Home Page: http://gigamonkeys.com/book/practical-parsing-binary-files.html

License: BSD 3-Clause "New" or "Revised" License

Common Lisp 99.70% Makefile 0.30%

binary-io's Introduction

binary-io

This library should be a drop in replacement for monkeylib-binary-data described in Peter Seibel’s excellent book: you should start here.

It also contains the following optionals enhancements.

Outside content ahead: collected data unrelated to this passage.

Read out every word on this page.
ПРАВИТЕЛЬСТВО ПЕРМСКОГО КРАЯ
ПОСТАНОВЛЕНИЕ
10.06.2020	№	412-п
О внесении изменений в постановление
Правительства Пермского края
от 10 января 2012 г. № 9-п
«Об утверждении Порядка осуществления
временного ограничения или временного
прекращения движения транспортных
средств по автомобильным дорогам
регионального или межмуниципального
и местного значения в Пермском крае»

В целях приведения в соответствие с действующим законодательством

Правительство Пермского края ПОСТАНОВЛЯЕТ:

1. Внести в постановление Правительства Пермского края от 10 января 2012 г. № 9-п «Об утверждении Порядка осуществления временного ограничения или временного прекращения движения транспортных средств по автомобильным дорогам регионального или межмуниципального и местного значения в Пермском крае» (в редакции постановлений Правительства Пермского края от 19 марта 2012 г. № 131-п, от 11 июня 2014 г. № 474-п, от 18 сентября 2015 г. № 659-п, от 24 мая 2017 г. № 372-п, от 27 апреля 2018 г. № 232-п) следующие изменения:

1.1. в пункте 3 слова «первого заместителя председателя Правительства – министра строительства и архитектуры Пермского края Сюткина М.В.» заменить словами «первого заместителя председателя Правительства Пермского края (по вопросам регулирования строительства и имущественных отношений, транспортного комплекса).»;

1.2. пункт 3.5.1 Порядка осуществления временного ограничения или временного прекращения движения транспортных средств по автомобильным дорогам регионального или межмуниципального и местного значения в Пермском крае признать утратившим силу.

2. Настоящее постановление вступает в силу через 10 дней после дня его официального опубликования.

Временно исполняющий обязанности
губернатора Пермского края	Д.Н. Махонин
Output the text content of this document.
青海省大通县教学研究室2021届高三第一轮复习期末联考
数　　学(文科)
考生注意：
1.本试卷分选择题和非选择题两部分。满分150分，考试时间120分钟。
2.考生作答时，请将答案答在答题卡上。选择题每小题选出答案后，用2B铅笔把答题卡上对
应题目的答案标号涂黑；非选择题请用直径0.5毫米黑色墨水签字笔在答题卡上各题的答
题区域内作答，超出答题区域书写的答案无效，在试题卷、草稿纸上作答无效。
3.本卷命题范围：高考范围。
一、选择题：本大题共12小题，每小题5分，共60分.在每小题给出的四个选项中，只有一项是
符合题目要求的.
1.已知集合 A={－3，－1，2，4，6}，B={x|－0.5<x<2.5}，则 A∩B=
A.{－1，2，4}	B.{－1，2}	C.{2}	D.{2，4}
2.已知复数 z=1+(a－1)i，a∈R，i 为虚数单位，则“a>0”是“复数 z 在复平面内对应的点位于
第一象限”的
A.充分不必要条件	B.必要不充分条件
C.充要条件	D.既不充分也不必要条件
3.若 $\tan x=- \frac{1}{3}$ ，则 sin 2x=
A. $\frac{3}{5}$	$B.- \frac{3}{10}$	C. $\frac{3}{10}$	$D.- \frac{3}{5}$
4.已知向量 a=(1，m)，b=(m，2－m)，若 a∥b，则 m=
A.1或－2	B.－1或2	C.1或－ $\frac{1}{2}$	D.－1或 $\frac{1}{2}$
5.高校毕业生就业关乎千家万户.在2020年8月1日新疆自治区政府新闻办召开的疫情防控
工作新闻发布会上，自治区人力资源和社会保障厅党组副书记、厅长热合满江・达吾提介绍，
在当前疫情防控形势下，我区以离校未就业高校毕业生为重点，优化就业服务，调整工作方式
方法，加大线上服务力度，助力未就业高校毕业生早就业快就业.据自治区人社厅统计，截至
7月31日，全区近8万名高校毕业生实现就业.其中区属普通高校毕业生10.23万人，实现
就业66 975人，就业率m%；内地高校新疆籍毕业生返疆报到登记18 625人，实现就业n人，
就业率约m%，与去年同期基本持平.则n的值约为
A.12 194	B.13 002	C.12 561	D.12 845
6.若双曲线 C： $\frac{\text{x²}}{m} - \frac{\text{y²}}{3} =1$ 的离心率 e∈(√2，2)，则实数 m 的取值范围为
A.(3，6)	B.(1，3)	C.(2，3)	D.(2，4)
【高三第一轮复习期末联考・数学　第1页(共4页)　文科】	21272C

definition/access of octet size of objects

When defining a new binary-type, in addition to :reader and :writer definition, you can set a :size to calculate the octet size of this new type. You can then access this size with type-size

Here is an example from common-datatypes.lisp (that comes with binary-io ;-)

;;; Unsigned integers
(define-binary-type unsigned-integer (bits)
  (:reader (fd)
	   (assert (equal (stream-element-type fd) '(unsigned-byte 8)))
	   (let ((byte-indexes (byte-indexes bits *endianness*))
		 (value 0))
	     (dolist (i byte-indexes value)
	       (setf (ldb (byte 8 i) value) (read-byte fd)))))
  (:writer (fd value)
	   (assert (equal (stream-element-type fd) '(unsigned-byte 8)))
	   (let ((byte-indexes (byte-indexes bits *endianness*)))
	     (dolist (i byte-indexes)
	       (write-byte (ldb (byte 8 i) value) fd))))
  (:size () (ceiling bits 8)))

(define-binary-type u2 () (unsigned-integer :bits 16))

(type-size 'u2) ;; -> 2

type-size method also works for binary class.

(define-binary-class test-size ()
  ((a u2)
   (b u2)))

(type-size 'test-size) ;; -> 4

optional initform for slots

You can precise an optional initform for a slot as a third value in the slot spec of a binary class definition:

(define-binary-class foo-header ()
  ((tag (8bit-string :length 4 :terminator #\Nul) "FOO")
   (counter u2 0)))

(tag (make-instance 'foo-header)) ;; -> "FOO"

a word of warning

binary-io is useful if you have some “complex” data structures that will be easily mapped by some define-binary-class. But if you have binary data that are mostly arrays of the same type, you’d better use read-sequence directly (with the correct element-type on the stream).

I have made some measurement on SBCL and a (binary-io:read-value :vector) is about 3 times slower than an equivalent (read-sequence).